A Poem about Lucculus
Lucullus was a fighter for a portion of his life;
He won the bay and laurel by his prowess in the strife.
He came back home a hero (and no doubt, just as today,
They named a cocktail for him ere they looked the other way).
But when Lucullus noticed he was losing grips on fame,
He struck a happy notion to perpetuate his name.
He took to giving dinners in a palace he had built—
‘Tis said that lots was eaten and a sea of wine was spilt;
That guests might order anything in dishes old or or new
And get the very rarest, and a second order, too!

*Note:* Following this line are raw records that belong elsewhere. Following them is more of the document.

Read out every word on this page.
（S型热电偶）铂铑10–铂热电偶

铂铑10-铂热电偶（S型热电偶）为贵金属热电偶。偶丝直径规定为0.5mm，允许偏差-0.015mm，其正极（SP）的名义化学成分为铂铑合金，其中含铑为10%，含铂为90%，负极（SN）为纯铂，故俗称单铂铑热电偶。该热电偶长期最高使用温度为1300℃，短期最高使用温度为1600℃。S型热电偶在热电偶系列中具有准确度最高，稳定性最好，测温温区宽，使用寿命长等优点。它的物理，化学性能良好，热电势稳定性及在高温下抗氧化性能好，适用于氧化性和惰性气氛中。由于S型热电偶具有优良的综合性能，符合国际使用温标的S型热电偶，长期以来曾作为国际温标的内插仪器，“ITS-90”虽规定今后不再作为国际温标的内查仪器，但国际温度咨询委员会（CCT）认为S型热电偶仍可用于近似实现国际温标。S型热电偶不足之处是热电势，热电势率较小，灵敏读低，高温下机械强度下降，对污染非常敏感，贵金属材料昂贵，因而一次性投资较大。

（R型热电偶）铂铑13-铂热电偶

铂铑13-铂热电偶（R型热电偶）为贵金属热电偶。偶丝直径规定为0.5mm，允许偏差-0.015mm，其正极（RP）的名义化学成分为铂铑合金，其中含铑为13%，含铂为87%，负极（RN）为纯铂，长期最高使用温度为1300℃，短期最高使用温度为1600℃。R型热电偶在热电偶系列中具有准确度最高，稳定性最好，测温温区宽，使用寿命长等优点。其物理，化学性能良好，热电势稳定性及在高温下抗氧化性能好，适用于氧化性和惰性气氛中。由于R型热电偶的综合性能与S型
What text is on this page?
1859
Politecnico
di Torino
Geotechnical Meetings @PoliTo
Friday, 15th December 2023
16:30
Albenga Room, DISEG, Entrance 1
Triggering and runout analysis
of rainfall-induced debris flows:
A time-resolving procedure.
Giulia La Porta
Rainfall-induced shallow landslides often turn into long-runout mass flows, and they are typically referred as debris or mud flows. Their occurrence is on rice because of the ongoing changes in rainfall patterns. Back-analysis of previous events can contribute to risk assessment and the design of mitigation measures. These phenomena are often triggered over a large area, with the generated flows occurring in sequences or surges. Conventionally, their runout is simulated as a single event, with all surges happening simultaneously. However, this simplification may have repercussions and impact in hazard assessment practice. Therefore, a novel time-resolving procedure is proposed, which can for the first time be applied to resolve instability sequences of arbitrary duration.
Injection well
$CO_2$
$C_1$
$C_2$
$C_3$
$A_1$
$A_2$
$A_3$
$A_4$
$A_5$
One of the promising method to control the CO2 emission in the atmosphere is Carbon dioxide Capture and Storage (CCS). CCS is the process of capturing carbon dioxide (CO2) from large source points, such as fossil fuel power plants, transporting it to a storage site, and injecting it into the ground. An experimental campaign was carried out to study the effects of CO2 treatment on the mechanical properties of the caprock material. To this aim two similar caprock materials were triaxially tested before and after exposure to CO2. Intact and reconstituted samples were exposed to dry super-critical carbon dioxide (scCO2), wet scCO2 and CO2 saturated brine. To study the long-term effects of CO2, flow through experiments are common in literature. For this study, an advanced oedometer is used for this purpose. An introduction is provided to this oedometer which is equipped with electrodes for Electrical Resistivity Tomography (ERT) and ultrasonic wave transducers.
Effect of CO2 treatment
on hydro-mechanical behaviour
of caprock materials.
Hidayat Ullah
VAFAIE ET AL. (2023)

Quick lunches or course dinners—anything a man could wish
In the line of drinks or dainties; yet he was no nouveau riche.
Lucullus won great battles, victories that he might boast,
Yet today we recollect him merely as a lavish host.
It is said that once he ordered quite the richest feast prepared
But no guests came to enjoy it, and the busy chef was scared.
“Is nobody here for dinner?” asked the flustered, pestered chef.
“I am dining with Lucullus!” roared Lucullus. “Are you deaf?”
But we think that one great reason for his never-dying fame,
For the pure, unfading luster of his dinner-eating name,
Is that though Lucullus feasted at a very great expense
And sat down to simple breakfasts where the health foods were immense,
He was gracious to his fellows, was considerate of each,
And he never put his chestnuts in an after-dinner speech.